Last year in the Honolulu Star-Advertiser, Mr. Green wrote:

As a state senator, I sponsored Hawaii’s first renewable portfolio standards that mandated a substantial portion of Hawaii’s future energy production come from renewable energy sources.

Perhaps what is most needed right now is a moratorium on Green electricity proposals that do not prioritize fire safety.

Adding to the loss of life, Maui had no fire evacuation plan and law enforcement blocked escape routes -- the road is full of charred vehicles many with bodies inside of those prevented from escape.

I can’t argue with Steve Milloy’s take: 


No one in Maui lost their home or business because of climate change. The blame is entirely on the government, which (1) failed to act despite years of warnings of wildfire vulnerability, (2) failed to approve Hawaii Electric's plan to reduce risk of power line fires, and (3) even failed to act once the disaster started. 

As of yesterday, Maui residents were still suffering greatly: authorities are blocking relief efforts -- in some cases fed up people are trying to bring needed supplies in on private boats and paddle boards. Thirty miles away is a major military installation, but troops there, along with the National Guard, have not to my knowledge been deployed to the island to offer assistance.

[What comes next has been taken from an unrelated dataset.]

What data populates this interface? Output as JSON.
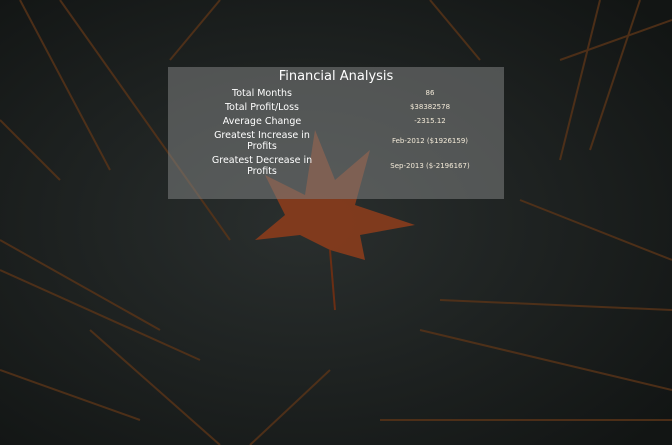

The President’s response to the fire, from his perch in Delaware, was “no comment.”

Having failed to act competently to save lives, the government of Hawaii is instead working on a sales moratorium to prevent property owners from selling the land, and rumors abound that the state wants to grab it and sell it off to rich cronies, not an entirely absurd belief as much of the best land is already in the hands of people like Oprah and Bezos, land untouched by the flames.

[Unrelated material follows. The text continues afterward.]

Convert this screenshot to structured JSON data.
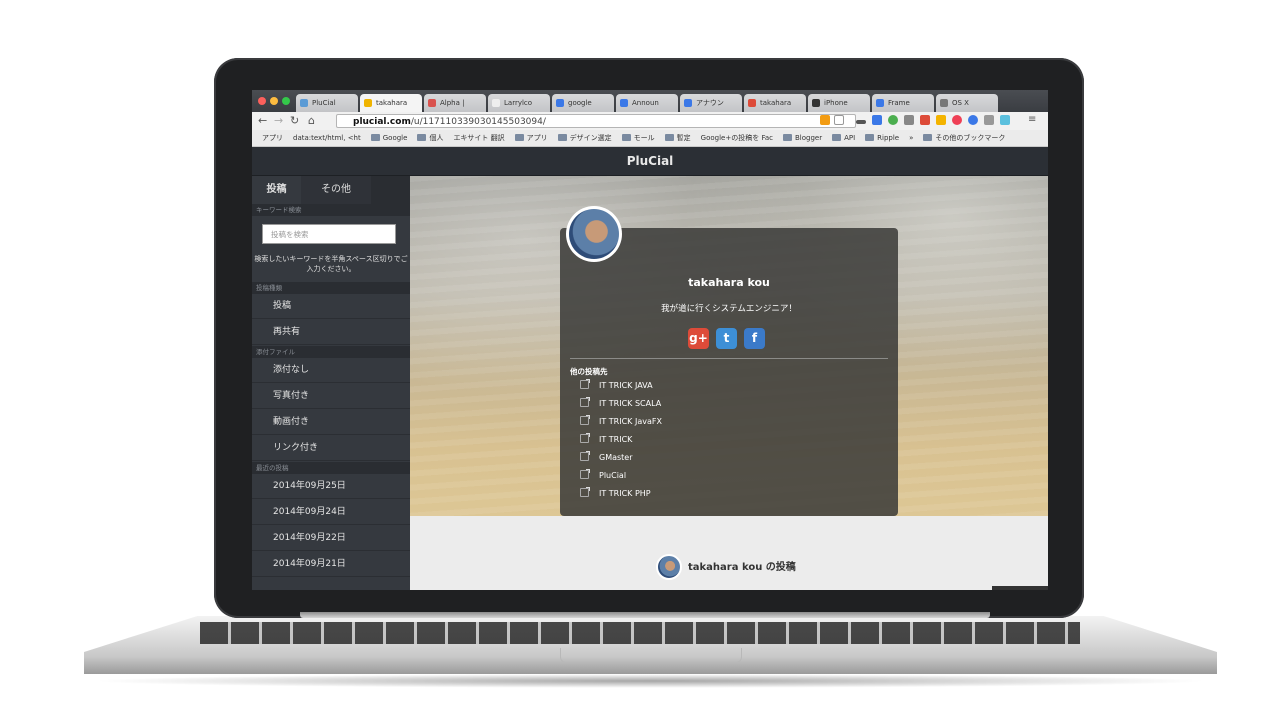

The climate change goonies like the Washington Post writers are now spreading fears of “toxic exposures.” Nonsense. As Steve Milloy tweets:  ”People who were not harmed by acute exposures during the fire and not likely to be harmed by low level exposures in the aftermath.” There’s no reason to believe a government so feckless ever will do the right thing, but it should bulldoze the rubble, and find creative financing for survivors to rebuild. It’s my understanding that most of the destroyed buildings are old and must now be rebuilt according to new, more expensive building codes. Uninsured losses should be covered by the government responsible for the losses.